Since I became sick, my family dynamic has changed. While my dad was diagnosed with rheumatoid arthritis (RA) in 2004, the impact of chronic illness was not as apparent until 2009, the year I was diagnosed. Of course, my father’s diagnosis changed the family dynamic as it impacted the activities we were able to do as a family. As young children, my sister and I were fairly ignorant of the effects of chronic illness. Five years later, after determining that I was chronically ill, the relatively charmed and easy family we once knew was lost and changed forever.
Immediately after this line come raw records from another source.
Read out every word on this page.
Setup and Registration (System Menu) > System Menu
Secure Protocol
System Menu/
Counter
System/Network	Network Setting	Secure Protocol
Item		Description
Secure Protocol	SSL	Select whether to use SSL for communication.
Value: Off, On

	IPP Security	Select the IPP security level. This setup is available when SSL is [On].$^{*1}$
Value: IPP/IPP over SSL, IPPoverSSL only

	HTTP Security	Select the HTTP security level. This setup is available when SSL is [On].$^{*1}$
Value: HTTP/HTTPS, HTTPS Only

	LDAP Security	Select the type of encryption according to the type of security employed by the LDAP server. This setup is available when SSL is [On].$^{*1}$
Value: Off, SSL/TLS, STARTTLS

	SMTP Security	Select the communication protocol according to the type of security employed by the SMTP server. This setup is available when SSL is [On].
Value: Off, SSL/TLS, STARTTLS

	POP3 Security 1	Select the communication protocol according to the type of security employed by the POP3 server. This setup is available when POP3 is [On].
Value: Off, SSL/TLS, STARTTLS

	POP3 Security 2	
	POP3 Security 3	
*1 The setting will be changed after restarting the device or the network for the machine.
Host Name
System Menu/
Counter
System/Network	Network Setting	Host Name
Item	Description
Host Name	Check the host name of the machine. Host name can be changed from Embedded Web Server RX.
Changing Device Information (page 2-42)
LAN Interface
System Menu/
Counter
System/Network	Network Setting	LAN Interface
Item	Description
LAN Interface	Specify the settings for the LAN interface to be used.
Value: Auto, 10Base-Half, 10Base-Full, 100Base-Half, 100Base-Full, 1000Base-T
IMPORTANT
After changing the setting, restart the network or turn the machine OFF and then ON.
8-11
When I reflect on how chronic illness has impacted my life, I clearly recognize how it affects my family. I am a daughter, a granddaughter, a sister, and a niece; each of those roles drastically changed in the past 10 years. When I first became sick in high school, I spent much of my time homebound. I clearly remember sleeping on the couch for hours every day — my mom right beside me. Although I was always close with my parents, I inevitably created a special bond with them. They knew each ache and pain I experienced and they were always in the front line to fight for my health. Whether I need a shoulder to cry on or an advocate beside me in a doctor’s office, my parents are always willing. Traveling across the country for a doctor’s visit, or spending five nights in a hospital cot is a no-brainer for them. They have had to sacrifice their lives for me to be able to receive the care I need. They are determined to create a life for me that is filled with joy, love, and good health.
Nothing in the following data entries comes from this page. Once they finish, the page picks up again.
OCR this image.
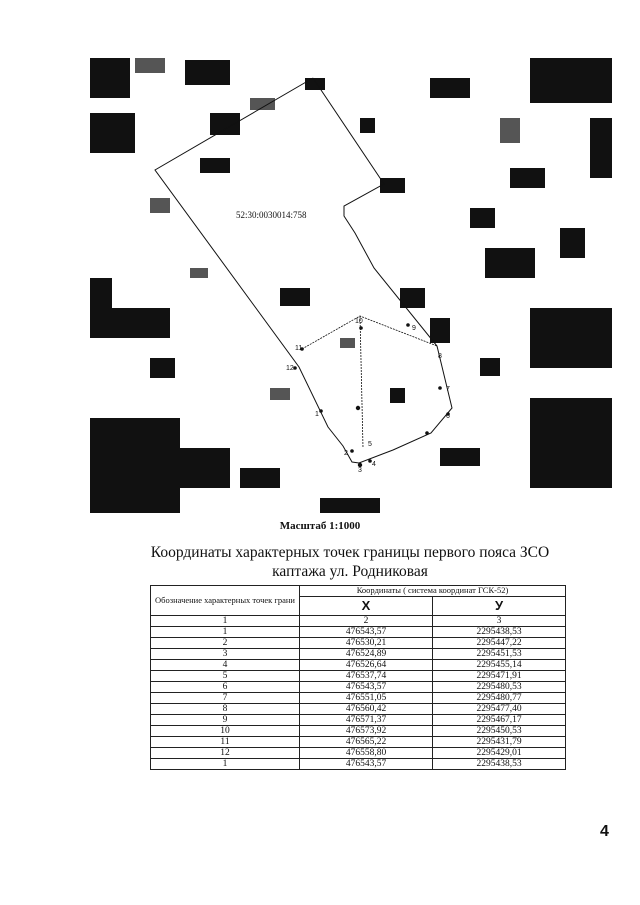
52:30:0030014:758
1
2
3
4
5
6
7
8
9
10
11
12
Масштаб 1:1000
Координаты характерных точек границы первого пояса ЗСО
каптажа ул. Родниковая
Обозначение характерных точек грани	Координаты ( система координат ГСК-52)	
	X	У
1	2	3
1	476543,57	2295438,53
2	476530,21	2295447,22
3	476524,89	2295451,53
4	476526,64	2295455,14
5	476537,74	2295471,91
6	476543,57	2295480,53
7	476551,05	2295480,77
8	476560,42	2295477,40
9	476571,37	2295467,17
10	476573,92	2295450,53
11	476565,22	2295431,79
12	476558,80	2295429,01
1	476543,57	2295438,53
4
My sister, who is four years older than me, plays a critical role in my health journey. She is often the one to pick up the pieces that I am unable to, whether that is to leave work early to pick me up from a procedure or to do the usual household duties. As a chronically ill person, it can be difficult to think about how your health affects others. Healthy siblings frequently feel guilt regarding their health, but they also may feel ignored, as sick siblings
generally require more attention. I try to make my sister feel appreciated for all she does and how much she contributes to my wellbeing. There are times where it may seem that my parents put me before her, and while it may be due to my health, it still is not fair.

Feeling like a burden is normal for someone who is chronically ill. I feel that I add additional stress and repetitively bring sadness to my family as I constantly undergo medical treatment. It is unnatural for a parent to be healthier than their child and I see how that affects my parents. I imagine the fear and grief they feel as they picture how my adulthood will be considerably different from theirs. Each new diagnosis, unsuccessful procedure, and unanswered questions hit them deeply as they feel helpless. Not only do I feel like an emotional burden, but I also feel like I am a financial burden. I am not an independent 23-year-old; I rely on my parents for everything. My parents provide my health insurance, groceries, rent, car payments, and anything else that requires money. It is hard to be so dependent and at times it can be embarrassing too. I fear that I may always have to rely on my parents, even though they insist that they will do anything for me.

While chronic illness can adversely impact the family dynamic, it is important to not ignore the positives. My family is stronger than most. We undoubtedly support each other every step of the way and we make sure to celebrate even the littlest of achievements. We are honest with each other; we are not afraid to admit when we feel weak or when we need help. A large part of my family’s contribution is the awareness they bring to chronic
illnesses. They are committed to raising awareness and helping other struggling families find answers. We have a profound appreciation for each other that commonly goes unseen in healthy families. Even though I am not the daughter and sister I imagined I would be, I know that I am an integral part of my family and that my health is simply a part of who I am. I know that whatever I need, my family will always be the first to offer it up. I am not alone on this journey — my chronic illness is my family’s chronic illness.